The majority of pediatric research supports a link between lower EF and increased obesity risk, yet findings are mixed regarding associations with EI. Most research has focused on self- and parent-reports of children’s EF and EI and has not examined effects by age or sex. We therefore used objective methods to evaluate diverse dimensions of EF and EI and examined how age and sex moderated EF-EI associations.
152 children (M age = 12.7±2.7y, range 8-17y; 53.9% female; 43.4% non-Hispanic white, 34.9% non-Hispanic black; 34.9% overweight) completed cognitive tasks assessing cognitive flexibility, decision-making, working memory, delayed gratification (for money and food), and behavioral disinhibition. EI was evaluated using a multi-item lunch buffet paradigm (~10,000 kcal). Analyses adjusted for demographics, height, fat and lean mass (via DXA), depressive symptoms, and intelligence quotient.
Participants with less cognitive flexibility consumed more fat (p = .03) and less carbohydrates (p = .03). Poorer decision-making (p = .04) and lower working memory (p = .004) were associated with greater fat intake in children (6-12y), but not older adolescents (13-17y).
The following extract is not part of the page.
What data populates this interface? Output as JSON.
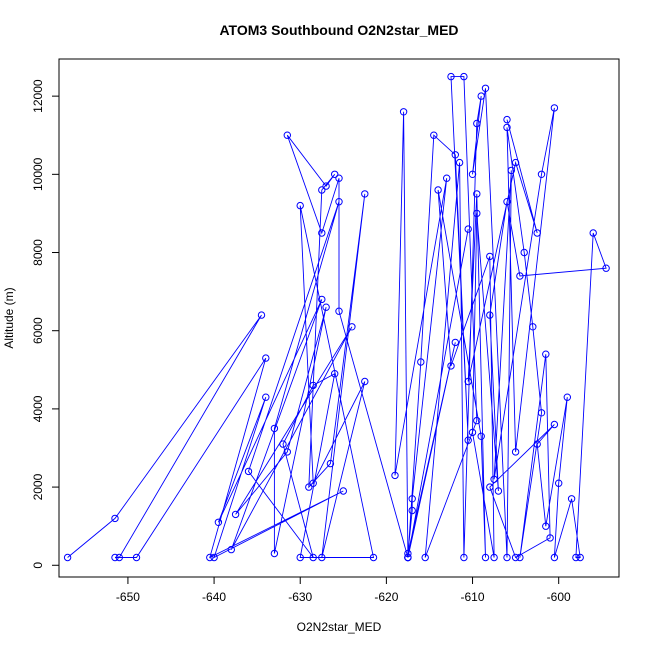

In children only, working memory performance was inversely associated with saturated fat intake (p = .03), but positively associated with carbohydrate (p =.004) and sugar intake (p =.04). In boys (p =.003), but not girls, those with poorer working memory consumed more saturated fat. Poorer delayed gratification for money was associated with greater saturated fat intake in girls (p = .01), but not boys. Behavioral disinhibition was positively associated with total EI among boys only (p = .04).
Both sex and age moderated how EF, a diverse construct capturing a range of cognitive functions, related to EI. Larger, prospective studies are needed to confirm these sex-associated differences and understand whether and how the associations between EF and EI change over time.